Prononcé à la Convention le 31 mars 1794, à la suite de l'arrestation des dantonistes

« Robespierre. A ce trouble, depuis long-tems inconnu, qui règne dans cette Assemblée ; aux agitations qu’ont produites les premières paroles de celui qui a parlé avant le dernier opinant, il est aisé de s’apercevoir en effet qu’il s’agit ici d’un grand intérêt ; qu’il s’agit de savoir si quelques hommes aujourd’hui doivent l’emporter sur la patrie. Quel est donc ce changement qui paraît se manifester dans les principes des membres de cette Assemblée, de ceux sur-tout qui siègent dans un côté qui s’honore d’avoir été l’asile des plus intrépides défenseurs de la liberté ? Pourquoi une doctrine qui paraissait naguères criminelle et méprisable, est-elle reproduite aujourd’hui ? Pourquoi cette motion, rejetée quand elle fut proposée par Danton, pour Beisire, Chabot et Fabre d’Eglantine a-t-elle été accueillie tout-à-l’heure par une portion des membres de cette assemblée ? Pourquoi ? Parce qu’il s’agit aujourd’hui de savoir si l’intérêt de quelques hypocrites ambitieux doit l’emporter sur l’intérêt du peuple français (Applaudissemens).

Eh quoi ! n’avons-nous donc fait tant de sacrifices héroïques, au nombre desquels il faut compter ces actes d’une sévérité douloureuse, n’avons-nous fait ces sacrifices que pour retourner sous le joug de quelques intrigans qui prétendaient dominer ?

Que m’importent à moi les beaux discours, les éloges qu’on se donne à soi-même et à ses amis ? Une trop longue et trop pénible expérience nous a appris le cas que nous devions faire de semblables formules oratoires.
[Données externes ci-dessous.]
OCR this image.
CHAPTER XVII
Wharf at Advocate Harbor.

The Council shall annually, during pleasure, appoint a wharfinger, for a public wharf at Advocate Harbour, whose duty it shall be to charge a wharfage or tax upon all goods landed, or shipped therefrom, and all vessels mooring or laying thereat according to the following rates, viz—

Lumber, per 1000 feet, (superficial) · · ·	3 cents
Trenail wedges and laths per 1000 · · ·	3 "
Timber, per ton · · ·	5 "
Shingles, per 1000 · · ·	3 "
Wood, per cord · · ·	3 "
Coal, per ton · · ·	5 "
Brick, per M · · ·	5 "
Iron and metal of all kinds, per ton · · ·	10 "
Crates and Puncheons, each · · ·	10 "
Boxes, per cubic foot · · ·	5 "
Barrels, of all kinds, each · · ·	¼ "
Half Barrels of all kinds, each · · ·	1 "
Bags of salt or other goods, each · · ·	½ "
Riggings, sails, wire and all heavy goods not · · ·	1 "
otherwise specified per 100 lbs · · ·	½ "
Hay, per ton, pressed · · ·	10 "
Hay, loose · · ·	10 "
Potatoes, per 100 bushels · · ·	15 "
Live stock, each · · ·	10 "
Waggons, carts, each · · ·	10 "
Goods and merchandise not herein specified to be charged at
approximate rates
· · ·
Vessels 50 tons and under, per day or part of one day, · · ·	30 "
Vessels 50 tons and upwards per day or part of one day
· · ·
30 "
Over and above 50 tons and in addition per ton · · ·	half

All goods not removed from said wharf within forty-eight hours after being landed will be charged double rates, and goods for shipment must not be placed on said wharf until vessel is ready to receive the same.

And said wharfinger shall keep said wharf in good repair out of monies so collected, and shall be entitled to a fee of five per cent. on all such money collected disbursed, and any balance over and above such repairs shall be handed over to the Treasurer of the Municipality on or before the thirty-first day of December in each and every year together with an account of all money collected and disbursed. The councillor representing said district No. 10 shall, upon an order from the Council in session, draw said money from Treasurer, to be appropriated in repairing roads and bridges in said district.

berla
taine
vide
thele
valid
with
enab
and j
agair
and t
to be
On ne demande plus ce qu’un homme et ses amis se vantent d’avoir fait dans telle époque, dans telle circonstance particulière de la Révolution ; on demande ce qu’ils ont fait dans tout le cours de leur carrière politique (On applaudit).
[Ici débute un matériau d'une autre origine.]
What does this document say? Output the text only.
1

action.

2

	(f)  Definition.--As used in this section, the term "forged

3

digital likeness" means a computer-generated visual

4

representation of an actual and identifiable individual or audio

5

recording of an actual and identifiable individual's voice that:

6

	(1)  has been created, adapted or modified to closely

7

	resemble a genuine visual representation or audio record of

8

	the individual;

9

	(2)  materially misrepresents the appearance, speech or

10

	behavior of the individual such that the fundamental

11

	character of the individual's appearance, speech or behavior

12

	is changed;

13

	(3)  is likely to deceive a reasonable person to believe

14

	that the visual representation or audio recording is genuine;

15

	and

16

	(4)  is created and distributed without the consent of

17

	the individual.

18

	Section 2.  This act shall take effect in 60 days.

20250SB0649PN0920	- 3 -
Legendre paraît ignorer les noms de ceux qui sont arrêtés : toute la Convention les sait. Son ami Lacroix est du nombre de ces détenus. Pourquoi feint-il de l’ignorer ? Parce qu’il sait bien qu’on ne peut sans impudeur défendre Lacroix[1]. Il a parlé de Danton, parce qu’il croit sans doute qu’à ce nom est attaché un privilège ; non, nous n’en voulons point de privilège ; non, nous n’en voulons point d’idoles (On applaudit à plusieurs reprises).
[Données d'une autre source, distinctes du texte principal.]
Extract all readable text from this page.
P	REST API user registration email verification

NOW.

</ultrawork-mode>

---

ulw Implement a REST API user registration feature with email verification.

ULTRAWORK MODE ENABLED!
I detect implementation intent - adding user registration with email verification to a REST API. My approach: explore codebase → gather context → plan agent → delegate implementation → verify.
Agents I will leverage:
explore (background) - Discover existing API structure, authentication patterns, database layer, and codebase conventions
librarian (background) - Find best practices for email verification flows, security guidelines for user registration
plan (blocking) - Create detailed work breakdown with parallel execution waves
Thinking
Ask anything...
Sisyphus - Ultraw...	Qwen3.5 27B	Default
Nous verrons dans ce jour si la Convention saura briser une prétendue idole pourrie depuis long-tems, ou si, dans sa chute, elle écrasera la Convention et le peuple français. Ce qu’on a dit de Danton ne pouvait-il pas s’appliquer à Brissot, à Pétion, à Chabot, à Hébert même, et à tant d’autres qui ont rempli la France du bruit fastueux de leur patriotisme trompeur ? Quel privilège aurait-il donc ? En quoi Danton est-il supérieur à ses collègues, à Chabot, à Fabre d’Eglantine, son ami et son confident, dont il a été l’ardent défenseur ? En quoi est-il supérieur à ses concitoyens ? Elst-ce parce que quelques individus trompés, et d’autres qui ne l’étaient pas, se sont groupés autour de lui pour marcher à sa suite à la fortune et au pouvoir ? Plus il a trompé les patriotes qui avaient confiance en lui, plus il doit éprouver la sévérité des amis de la liberté.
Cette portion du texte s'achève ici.